Attorney James Murphy of HP Law, PLLC, recently argued and won a case before the Supreme Court of Kentucky.
He represented a woman who had primary physical custody over her two children. Her ex-husband was trying to change the custody arrangements in his favor, arguing that our client had mental health issues that interfered with her ability to parent. He contended it was in the children’s best interest to change primary physical custody.
The trial court had asked a friend of the court (FOC), a licensed attorney, to interview the relevant people and present findings to the court. The question before the Kentucky Supreme Court was, when an FOC issues a report on whether someone is fit to parent, is it admissible?
The FOC’s report was positive for our client. After interviewing the parties, their children, our client’s healthcare providers, the children’s school counselors, one of the children’s teachers, the parties’ attorneys and a court-appointed psychologist, the FOC concluded that our client’s mental health issues did not interfere with her ability to parent.
Our client’s ex-husband challenged the admissibility of the FOC’s report on several grounds. One was that it contained hearsay evidence. Another was that the FOC should not have been allowed to provide a final opinion because she had not been declared an expert by the court. Only experts are allowed to testify as to their opinions.
The Kentucky Supreme Court held that any hearsay evidence was admissible in this instance because there had been sufficient due process to allow it. Each party had access to the report for a sufficient period of time to challenge it effectively at trial.
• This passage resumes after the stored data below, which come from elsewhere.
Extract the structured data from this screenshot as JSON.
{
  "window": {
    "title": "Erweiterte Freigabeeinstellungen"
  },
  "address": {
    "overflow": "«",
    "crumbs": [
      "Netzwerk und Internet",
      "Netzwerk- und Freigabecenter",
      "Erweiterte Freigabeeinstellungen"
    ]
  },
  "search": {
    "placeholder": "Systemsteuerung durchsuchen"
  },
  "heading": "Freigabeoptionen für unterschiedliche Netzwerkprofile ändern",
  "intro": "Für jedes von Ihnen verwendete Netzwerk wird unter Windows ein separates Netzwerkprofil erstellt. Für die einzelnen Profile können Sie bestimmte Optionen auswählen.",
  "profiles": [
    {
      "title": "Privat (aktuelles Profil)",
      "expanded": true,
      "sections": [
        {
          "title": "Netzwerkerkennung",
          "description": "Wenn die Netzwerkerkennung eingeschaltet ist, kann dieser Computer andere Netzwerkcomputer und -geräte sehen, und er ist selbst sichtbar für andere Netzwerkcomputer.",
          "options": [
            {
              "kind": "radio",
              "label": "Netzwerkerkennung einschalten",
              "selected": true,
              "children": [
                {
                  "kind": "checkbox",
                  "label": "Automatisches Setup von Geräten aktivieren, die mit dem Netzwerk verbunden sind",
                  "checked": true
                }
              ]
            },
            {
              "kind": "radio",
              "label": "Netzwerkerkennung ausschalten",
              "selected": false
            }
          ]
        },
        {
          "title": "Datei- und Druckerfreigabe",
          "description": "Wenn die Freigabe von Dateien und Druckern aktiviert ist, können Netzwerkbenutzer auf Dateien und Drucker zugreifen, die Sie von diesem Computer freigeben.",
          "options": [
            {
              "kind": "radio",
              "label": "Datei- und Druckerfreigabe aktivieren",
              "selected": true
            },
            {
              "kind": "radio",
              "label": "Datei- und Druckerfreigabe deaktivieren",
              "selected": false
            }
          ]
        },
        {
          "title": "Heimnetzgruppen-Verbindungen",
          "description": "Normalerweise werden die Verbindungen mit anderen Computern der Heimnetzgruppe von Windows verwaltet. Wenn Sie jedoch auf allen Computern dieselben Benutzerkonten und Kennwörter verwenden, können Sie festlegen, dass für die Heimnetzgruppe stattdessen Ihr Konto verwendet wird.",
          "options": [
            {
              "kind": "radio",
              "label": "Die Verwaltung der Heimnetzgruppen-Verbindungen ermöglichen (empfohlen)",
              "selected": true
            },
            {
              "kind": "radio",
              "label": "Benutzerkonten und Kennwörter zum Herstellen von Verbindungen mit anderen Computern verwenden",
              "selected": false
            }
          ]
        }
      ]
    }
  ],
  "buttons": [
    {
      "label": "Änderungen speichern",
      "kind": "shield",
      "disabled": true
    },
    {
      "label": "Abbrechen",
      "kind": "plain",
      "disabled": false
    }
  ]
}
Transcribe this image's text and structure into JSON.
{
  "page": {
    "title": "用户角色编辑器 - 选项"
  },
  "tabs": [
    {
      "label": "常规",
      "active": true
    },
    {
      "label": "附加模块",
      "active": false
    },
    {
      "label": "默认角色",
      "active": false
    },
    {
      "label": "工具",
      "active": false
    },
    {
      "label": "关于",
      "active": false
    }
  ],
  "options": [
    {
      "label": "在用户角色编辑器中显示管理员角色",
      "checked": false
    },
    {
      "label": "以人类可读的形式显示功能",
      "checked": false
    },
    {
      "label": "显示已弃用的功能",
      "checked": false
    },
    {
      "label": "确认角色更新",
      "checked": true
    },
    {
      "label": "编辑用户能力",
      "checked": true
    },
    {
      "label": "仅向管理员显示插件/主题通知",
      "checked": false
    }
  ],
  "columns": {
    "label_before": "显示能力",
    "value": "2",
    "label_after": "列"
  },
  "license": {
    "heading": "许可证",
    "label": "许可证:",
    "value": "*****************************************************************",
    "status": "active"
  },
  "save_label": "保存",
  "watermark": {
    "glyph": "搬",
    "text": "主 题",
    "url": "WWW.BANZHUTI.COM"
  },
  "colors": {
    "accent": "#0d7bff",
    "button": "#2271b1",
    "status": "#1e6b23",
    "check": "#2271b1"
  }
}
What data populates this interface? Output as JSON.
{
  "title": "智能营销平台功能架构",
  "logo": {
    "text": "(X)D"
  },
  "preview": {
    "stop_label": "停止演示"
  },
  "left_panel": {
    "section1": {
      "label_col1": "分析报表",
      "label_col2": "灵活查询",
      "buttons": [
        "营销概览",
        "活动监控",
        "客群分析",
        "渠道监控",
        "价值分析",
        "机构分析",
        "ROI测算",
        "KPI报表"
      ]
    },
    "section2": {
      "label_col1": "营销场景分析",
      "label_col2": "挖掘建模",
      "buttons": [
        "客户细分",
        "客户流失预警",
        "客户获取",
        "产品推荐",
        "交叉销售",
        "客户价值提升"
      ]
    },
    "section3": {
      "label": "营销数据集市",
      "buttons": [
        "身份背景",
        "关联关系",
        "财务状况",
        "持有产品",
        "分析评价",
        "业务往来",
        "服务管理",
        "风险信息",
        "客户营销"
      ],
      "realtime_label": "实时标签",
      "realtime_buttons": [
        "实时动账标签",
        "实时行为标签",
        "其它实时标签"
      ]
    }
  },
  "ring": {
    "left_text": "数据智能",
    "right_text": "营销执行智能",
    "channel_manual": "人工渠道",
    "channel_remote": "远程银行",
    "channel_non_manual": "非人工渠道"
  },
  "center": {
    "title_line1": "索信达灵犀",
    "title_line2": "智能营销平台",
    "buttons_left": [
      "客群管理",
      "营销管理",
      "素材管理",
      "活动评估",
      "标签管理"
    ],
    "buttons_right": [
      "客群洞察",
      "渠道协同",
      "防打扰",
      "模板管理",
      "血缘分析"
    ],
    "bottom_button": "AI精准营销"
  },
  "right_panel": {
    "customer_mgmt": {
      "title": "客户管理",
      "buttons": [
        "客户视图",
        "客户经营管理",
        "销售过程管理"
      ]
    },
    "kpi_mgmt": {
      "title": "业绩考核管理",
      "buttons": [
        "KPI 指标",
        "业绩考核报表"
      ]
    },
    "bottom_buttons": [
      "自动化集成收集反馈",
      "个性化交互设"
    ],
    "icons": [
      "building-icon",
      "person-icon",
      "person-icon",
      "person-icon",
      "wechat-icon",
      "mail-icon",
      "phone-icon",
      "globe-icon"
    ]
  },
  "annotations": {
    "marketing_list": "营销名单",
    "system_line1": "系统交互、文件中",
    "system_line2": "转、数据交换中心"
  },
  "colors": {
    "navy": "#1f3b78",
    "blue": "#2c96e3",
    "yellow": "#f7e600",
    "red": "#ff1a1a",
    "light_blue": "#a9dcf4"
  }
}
Moreover, the Supreme Court noted that Kentucky law allows for the appointment of an FOC and implies that an FOC is qualified to provide opinion evidence.
There were some twists and turns, but ultimately the high court decided that the FOC’s report was admissible. Additionally, it found that the lower court’s finding that a change in custody would not be in the children’s best interest was supported by sufficient evidence.
Sometimes, you have to go the extra mile for a client. We are proud to have had the opportunity to do so in this case.